Nitrous oxide (N(2)O) increases cerebral blood flow when used alone and in combination with propofol. We investigated the effects of N(2)O on cerebrovascular CO(2) reactivity (CCO(2)R) during propofol anesthesia in 10 healthy children undergoing elective urological surgery. Anesthesia consisted of a steady-state propofol infusion and a continuous caudal epidural block. A transcranial Doppler probe was used to measure middle cerebral artery blood flow velocity. Randomization determined the sequence order of N(2)O (N(2)O/air or air/N(2)O) and end-tidal (ET)CO(2) concentration (25, 35, 45, and 55 mm Hg) using an exogenous source of CO(2). At steady state, three sets of measurements of middle cerebral artery blood flow velocity, mean arterial blood pressure, and heart rate were recorded. A linear preservation of CCO(2)R was observed above 35 mm Hg of ETCO(2), irrespective of N(2)O. A decrease in CCO(2)R to 1.4%-1.9% per millimeters of mercury was seen in the hypocapnic range (ETCO(2) 25-35 mm Hg) with both air and N(2)O. We conclude that N(2)O does not affect CCO(2)R during propofol anesthesia in children. When preservation of CCO(2)R is required, the combination of N(2)O with propofol anesthesia in children would seem suitable. The cerebral vasoconstriction caused by propofol would imply that hyperventilation to ETCO(2) values less than 35 mm Hg may not be required because no further reduction in cerebral blood flow velocity would be achieved.

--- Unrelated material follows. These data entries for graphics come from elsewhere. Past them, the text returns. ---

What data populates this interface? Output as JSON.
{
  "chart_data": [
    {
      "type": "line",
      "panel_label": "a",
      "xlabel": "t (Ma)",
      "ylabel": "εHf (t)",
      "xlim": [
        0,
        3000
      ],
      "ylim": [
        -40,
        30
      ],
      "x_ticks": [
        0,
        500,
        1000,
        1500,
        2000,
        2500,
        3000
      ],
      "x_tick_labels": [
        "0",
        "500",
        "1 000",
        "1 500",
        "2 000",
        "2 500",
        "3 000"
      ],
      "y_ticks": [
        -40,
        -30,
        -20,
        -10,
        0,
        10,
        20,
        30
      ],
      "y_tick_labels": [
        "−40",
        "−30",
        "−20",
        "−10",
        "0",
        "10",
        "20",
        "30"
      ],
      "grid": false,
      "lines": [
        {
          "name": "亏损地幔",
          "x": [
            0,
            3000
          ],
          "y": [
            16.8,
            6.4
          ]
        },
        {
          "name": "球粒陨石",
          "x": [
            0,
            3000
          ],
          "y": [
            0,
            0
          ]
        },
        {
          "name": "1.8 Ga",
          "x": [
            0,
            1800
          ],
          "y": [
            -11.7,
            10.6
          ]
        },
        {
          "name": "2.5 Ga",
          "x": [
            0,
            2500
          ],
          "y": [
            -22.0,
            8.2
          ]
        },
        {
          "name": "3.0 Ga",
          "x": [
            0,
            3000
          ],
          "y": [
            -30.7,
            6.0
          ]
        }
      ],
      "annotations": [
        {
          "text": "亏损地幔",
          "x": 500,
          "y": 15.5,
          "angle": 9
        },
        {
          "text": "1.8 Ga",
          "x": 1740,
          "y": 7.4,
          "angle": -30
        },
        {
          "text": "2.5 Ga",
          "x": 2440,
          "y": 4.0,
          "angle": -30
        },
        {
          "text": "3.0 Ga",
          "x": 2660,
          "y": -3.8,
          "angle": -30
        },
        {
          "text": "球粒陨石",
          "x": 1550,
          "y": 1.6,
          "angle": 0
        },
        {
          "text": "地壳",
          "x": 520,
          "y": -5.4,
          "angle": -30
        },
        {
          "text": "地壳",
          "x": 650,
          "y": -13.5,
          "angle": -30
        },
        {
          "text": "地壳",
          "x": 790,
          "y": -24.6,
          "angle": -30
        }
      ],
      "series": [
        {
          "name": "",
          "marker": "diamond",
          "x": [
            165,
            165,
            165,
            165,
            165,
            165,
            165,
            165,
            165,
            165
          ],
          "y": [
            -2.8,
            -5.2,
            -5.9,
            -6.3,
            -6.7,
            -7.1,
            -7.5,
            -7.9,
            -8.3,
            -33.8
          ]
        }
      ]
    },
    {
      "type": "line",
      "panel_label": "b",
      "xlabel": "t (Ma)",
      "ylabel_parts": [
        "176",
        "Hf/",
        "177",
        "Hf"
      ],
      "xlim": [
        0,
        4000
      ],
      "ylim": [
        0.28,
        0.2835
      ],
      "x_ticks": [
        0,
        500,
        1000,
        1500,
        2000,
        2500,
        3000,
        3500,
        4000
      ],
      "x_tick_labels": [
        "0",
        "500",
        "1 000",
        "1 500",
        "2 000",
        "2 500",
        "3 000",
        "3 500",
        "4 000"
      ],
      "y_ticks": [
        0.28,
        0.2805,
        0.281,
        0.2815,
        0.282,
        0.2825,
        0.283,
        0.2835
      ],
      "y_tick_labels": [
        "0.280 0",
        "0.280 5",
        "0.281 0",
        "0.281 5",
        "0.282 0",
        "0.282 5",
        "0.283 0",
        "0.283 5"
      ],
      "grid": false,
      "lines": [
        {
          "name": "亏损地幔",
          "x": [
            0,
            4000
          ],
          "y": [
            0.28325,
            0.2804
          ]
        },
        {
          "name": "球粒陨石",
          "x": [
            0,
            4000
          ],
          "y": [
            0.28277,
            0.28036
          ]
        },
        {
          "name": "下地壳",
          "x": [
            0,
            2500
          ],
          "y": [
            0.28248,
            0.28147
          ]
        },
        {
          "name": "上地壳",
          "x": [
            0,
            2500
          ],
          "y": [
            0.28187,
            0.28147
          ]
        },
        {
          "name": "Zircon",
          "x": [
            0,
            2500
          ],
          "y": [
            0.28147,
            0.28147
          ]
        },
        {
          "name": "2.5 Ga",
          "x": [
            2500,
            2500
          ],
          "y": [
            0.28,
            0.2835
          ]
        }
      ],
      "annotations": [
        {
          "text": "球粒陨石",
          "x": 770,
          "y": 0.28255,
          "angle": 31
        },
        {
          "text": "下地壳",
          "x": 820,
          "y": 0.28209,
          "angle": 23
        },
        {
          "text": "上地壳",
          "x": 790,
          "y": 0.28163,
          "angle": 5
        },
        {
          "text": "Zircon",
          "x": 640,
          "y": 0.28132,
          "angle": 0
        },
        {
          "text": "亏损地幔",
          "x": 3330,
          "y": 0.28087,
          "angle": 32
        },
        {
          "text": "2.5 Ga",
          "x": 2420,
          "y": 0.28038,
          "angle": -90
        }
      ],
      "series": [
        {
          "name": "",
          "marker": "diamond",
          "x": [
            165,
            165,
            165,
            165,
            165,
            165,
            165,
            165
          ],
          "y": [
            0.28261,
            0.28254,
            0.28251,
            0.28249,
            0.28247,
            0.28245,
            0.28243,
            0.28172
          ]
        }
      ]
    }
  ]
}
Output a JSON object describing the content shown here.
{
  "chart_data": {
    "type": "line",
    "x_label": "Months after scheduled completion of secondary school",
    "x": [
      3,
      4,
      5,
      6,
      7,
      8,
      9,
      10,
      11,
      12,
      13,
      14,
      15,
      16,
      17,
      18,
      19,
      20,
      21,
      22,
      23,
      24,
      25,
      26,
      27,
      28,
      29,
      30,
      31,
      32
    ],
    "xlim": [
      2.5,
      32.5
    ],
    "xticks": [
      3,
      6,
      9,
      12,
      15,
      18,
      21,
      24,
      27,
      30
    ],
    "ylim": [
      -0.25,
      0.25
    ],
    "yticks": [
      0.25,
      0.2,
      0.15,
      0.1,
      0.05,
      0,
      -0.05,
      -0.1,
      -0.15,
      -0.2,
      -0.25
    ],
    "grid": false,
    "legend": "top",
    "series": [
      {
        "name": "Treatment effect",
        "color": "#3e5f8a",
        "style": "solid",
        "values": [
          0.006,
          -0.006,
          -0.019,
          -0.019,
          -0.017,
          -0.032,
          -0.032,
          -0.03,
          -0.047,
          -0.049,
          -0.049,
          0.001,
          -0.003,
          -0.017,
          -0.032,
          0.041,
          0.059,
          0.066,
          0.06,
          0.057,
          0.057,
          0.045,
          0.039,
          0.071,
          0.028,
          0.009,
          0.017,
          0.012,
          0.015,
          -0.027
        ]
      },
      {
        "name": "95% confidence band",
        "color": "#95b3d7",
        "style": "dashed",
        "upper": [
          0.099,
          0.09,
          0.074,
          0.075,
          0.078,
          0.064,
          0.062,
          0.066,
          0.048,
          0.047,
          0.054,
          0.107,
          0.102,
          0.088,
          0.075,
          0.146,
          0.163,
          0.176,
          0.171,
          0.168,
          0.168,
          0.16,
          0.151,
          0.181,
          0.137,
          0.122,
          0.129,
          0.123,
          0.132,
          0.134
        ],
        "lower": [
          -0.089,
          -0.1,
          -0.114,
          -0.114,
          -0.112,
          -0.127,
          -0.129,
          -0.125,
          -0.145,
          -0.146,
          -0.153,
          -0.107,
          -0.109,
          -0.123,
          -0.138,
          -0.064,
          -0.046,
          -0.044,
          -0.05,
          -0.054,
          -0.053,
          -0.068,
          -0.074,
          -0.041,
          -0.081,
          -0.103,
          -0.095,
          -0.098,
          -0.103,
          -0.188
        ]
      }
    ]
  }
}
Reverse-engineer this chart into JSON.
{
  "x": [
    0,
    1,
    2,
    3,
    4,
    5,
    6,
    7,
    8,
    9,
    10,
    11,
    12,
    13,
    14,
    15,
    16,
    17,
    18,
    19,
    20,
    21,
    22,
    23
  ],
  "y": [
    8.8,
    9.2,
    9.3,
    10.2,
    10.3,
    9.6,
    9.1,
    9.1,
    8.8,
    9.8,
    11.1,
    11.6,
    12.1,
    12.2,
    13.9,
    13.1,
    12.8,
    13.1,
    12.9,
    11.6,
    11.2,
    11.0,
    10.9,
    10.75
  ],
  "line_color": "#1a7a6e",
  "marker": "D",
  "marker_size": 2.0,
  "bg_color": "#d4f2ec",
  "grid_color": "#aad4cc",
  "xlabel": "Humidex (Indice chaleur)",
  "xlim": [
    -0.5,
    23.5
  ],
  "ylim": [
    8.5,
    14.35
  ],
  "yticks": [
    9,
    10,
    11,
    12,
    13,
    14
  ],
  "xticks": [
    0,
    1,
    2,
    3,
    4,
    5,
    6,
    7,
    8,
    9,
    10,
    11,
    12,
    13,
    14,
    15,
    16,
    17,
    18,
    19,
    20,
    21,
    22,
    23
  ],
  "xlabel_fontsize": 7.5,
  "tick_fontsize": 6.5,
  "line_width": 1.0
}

一氧化二氮(N₂O)单独使用或与丙泊酚合用时会增加脑血流量。我们研究了一氧化二氮对10名接受择期泌尿外科手术的健康儿童在丙泊酚麻醉期间脑血管二氧化碳反应性(CCO₂R)的影响。麻醉包括持续输注丙泊酚和连续骶管硬膜外阻滞。使用经颅多普勒探头测量大脑中动脉血流速度。通过随机分组确定一氧化二氮(N₂O/空气或空气/N₂O)和呼气末(ET)CO₂浓度(25、35、45和55 mmHg)的顺序,并使用外源CO₂。在稳态下,记录三组大脑中动脉血流速度、平均动脉血压和心率的测量值。无论是否使用一氧化二氮,在ETCO₂高于35 mmHg时均观察到CCO₂R呈线性保持。在低碳酸血症范围(ETCO₂ 25 - 35 mmHg),空气组和一氧化二氮组的CCO₂R均下降至每毫米汞柱1.4% - 1.9%。我们得出结论,一氧化二氮在儿童丙泊酚麻醉期间不影响CCO₂R。当需要保持CCO₂R时,一氧化二氮与儿童丙泊酚麻醉联合使用似乎是合适的。丙泊酚引起的脑血管收缩意味着可能不需要将通气过度至ETCO₂值低于35 mmHg,因为不会进一步降低大脑中动脉血流速度。